Das kann nicht schaden.

Lizenz zum Fliegen

Ist daher die Angst fluguntauglich zu werden so groß, weil damit ein Bedeutungsverlust der eigenen Person zwingend einhergeht?
Nein, sondern weil die Berufsaussichten als arbeitsloser Pilot sehr dezimiert sind. Bei Licht betrachtet, hat man ja nur eine Lizenz zum Fliegen, die beim Grounding nichts mehr nützt.

2015 führte der Erste Offizier einer Germanwings-Maschine einen Absturz in den französischen Alpen herbei. Er hätte, wie sich danach herausstellte, aus medizinischen Gründen nicht mehr fliegen sollen, alle Insassen starben bei dem Absturz. Was fühlten Sie damals?
Ich konnte das zunächst nicht glauben. Und hätte das im Lufthansa-Umfeld nicht für möglich gehalten. Natürlich war ich schockiert.

Sie gehören noch zu den „goldenen“ Jahrgängen mit einer sehr guten Entlohnung. Wie wird die inzwischen sinkende Honorierung in der Branche das Bewerberangebot ändern?
Meine Lehrgangskollegen und ich haben sich damals nicht aus finanziellen Gründen für diesen Beruf entschieden. Meine Erfahrungen und Kontakte sagen mir, dass das heute immer noch mehrheitlich der Fall ist.
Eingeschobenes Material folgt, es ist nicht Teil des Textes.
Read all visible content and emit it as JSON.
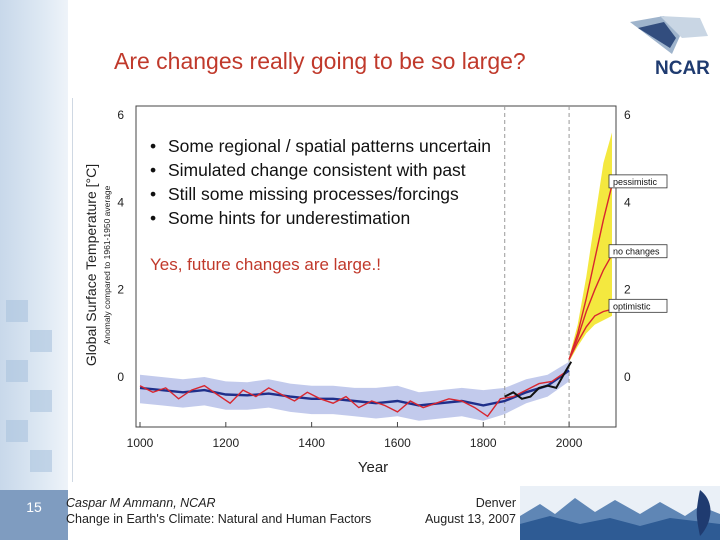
{
  "slide": {
    "title": "Are changes really going to be so large?",
    "logo_text": "NCAR",
    "bullets": [
      "Some regional / spatial patterns uncertain",
      "Simulated change consistent with past",
      "Still some missing processes/forcings",
      "Some hints for underestimation"
    ],
    "conclusion": "Yes, future changes are large.!",
    "slide_number": "15",
    "author": "Caspar M Ammann, NCAR",
    "talk_title": "Change in Earth's Climate: Natural and Human Factors",
    "location": "Denver",
    "date": "August 13, 2007"
  },
  "colors": {
    "title": "#c0392b",
    "reconstruction": "#d8262f",
    "model_mean": "#1f2f8a",
    "uncertainty_band": "#aeb8e6",
    "scenario_band": "#f3e62a",
    "observations": "#111111"
  },
  "chart_data": {
    "type": "line",
    "title": "",
    "xlabel": "Year",
    "ylabel": "Global Surface Temperature [°C]",
    "ylabel_sub": "Anomaly compared to 1961-1950 average",
    "xlim": [
      1000,
      2100
    ],
    "ylim": [
      -1.2,
      6.2
    ],
    "x_ticks": [
      1000,
      1200,
      1400,
      1600,
      1800,
      2000
    ],
    "y_ticks": [
      0,
      2,
      4,
      6
    ],
    "y_ticks_right": [
      0,
      2,
      4,
      6
    ],
    "vertical_markers": [
      1850,
      2000
    ],
    "annotations": [
      {
        "label": "pessimistic",
        "x": 2100,
        "y": 4.4
      },
      {
        "label": "no changes",
        "x": 2100,
        "y": 2.8
      },
      {
        "label": "optimistic",
        "x": 2100,
        "y": 1.55
      }
    ],
    "uncertainty_band": {
      "name": "Model range",
      "x": [
        1000,
        1050,
        1100,
        1150,
        1200,
        1250,
        1300,
        1350,
        1400,
        1450,
        1500,
        1550,
        1600,
        1650,
        1700,
        1750,
        1800,
        1850,
        1900,
        1950,
        2000
      ],
      "upper": [
        0.05,
        0.0,
        -0.05,
        0.0,
        -0.1,
        -0.12,
        -0.05,
        -0.15,
        -0.2,
        -0.2,
        -0.25,
        -0.25,
        -0.2,
        -0.35,
        -0.3,
        -0.25,
        -0.3,
        -0.25,
        -0.05,
        0.05,
        0.35
      ],
      "lower": [
        -0.6,
        -0.65,
        -0.7,
        -0.65,
        -0.75,
        -0.75,
        -0.7,
        -0.8,
        -0.85,
        -0.85,
        -0.9,
        -0.95,
        -0.9,
        -1.0,
        -0.95,
        -0.9,
        -1.0,
        -0.85,
        -0.6,
        -0.45,
        -0.1
      ]
    },
    "series": [
      {
        "name": "Model simulation",
        "x": [
          1000,
          1050,
          1100,
          1150,
          1200,
          1250,
          1300,
          1350,
          1400,
          1450,
          1500,
          1550,
          1600,
          1650,
          1700,
          1750,
          1800,
          1850,
          1900,
          1950,
          2000
        ],
        "values": [
          -0.25,
          -0.3,
          -0.35,
          -0.3,
          -0.4,
          -0.42,
          -0.38,
          -0.45,
          -0.5,
          -0.5,
          -0.55,
          -0.6,
          -0.55,
          -0.65,
          -0.6,
          -0.55,
          -0.65,
          -0.55,
          -0.35,
          -0.2,
          0.15
        ]
      },
      {
        "name": "Reconstruction",
        "x": [
          1000,
          1030,
          1060,
          1090,
          1120,
          1150,
          1180,
          1210,
          1240,
          1270,
          1300,
          1330,
          1360,
          1390,
          1420,
          1450,
          1480,
          1510,
          1540,
          1570,
          1600,
          1630,
          1660,
          1690,
          1720,
          1750,
          1780,
          1810,
          1840,
          1870,
          1900,
          1930,
          1960,
          1990
        ],
        "values": [
          -0.2,
          -0.35,
          -0.25,
          -0.5,
          -0.3,
          -0.2,
          -0.4,
          -0.6,
          -0.3,
          -0.45,
          -0.25,
          -0.4,
          -0.55,
          -0.35,
          -0.5,
          -0.6,
          -0.45,
          -0.7,
          -0.55,
          -0.65,
          -0.8,
          -0.55,
          -0.7,
          -0.6,
          -0.5,
          -0.55,
          -0.7,
          -0.9,
          -0.5,
          -0.45,
          -0.3,
          -0.15,
          -0.1,
          0.1
        ]
      },
      {
        "name": "Observations",
        "x": [
          1850,
          1870,
          1890,
          1910,
          1930,
          1950,
          1970,
          1990,
          2005
        ],
        "values": [
          -0.45,
          -0.35,
          -0.5,
          -0.45,
          -0.25,
          -0.2,
          -0.25,
          0.1,
          0.35
        ]
      },
      {
        "name": "Pessimistic projection",
        "x": [
          2000,
          2020,
          2040,
          2060,
          2080,
          2100
        ],
        "values": [
          0.4,
          1.0,
          1.8,
          2.7,
          3.6,
          4.4
        ]
      },
      {
        "name": "No changes projection",
        "x": [
          2000,
          2020,
          2040,
          2060,
          2080,
          2100
        ],
        "values": [
          0.4,
          0.9,
          1.5,
          2.0,
          2.45,
          2.8
        ]
      },
      {
        "name": "Optimistic projection",
        "x": [
          2000,
          2020,
          2040,
          2060,
          2080,
          2100
        ],
        "values": [
          0.4,
          0.8,
          1.15,
          1.4,
          1.5,
          1.55
        ]
      }
    ],
    "scenario_range": {
      "name": "Scenario range",
      "x": [
        2000,
        2020,
        2040,
        2060,
        2080,
        2100
      ],
      "upper": [
        0.45,
        1.2,
        2.3,
        3.6,
        4.9,
        5.6
      ],
      "lower": [
        0.35,
        0.7,
        1.0,
        1.2,
        1.3,
        1.4
      ]
    }
  }
}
Was fliegen Sie heute selbst?
Nichts.

Sie waren an der Einführung des A380 bei der Lufthansa federführend beteiligt. Wie sehr reizt es Sie, mal wieder ein großes Verkehrsflugzeug zu fliegen?
Einen Trainings- oder Promotionflug würde ich gerne nochmal machen. Aber Entzugserscheinungen habe ich keine. Und damit auch keine Simulatorsession nötig. Ich hatte eine klasse Zeit, aber sie ist eben Historie. Wie bei einem Buch, in dem wieder ein Kapitel zugeklappt ist.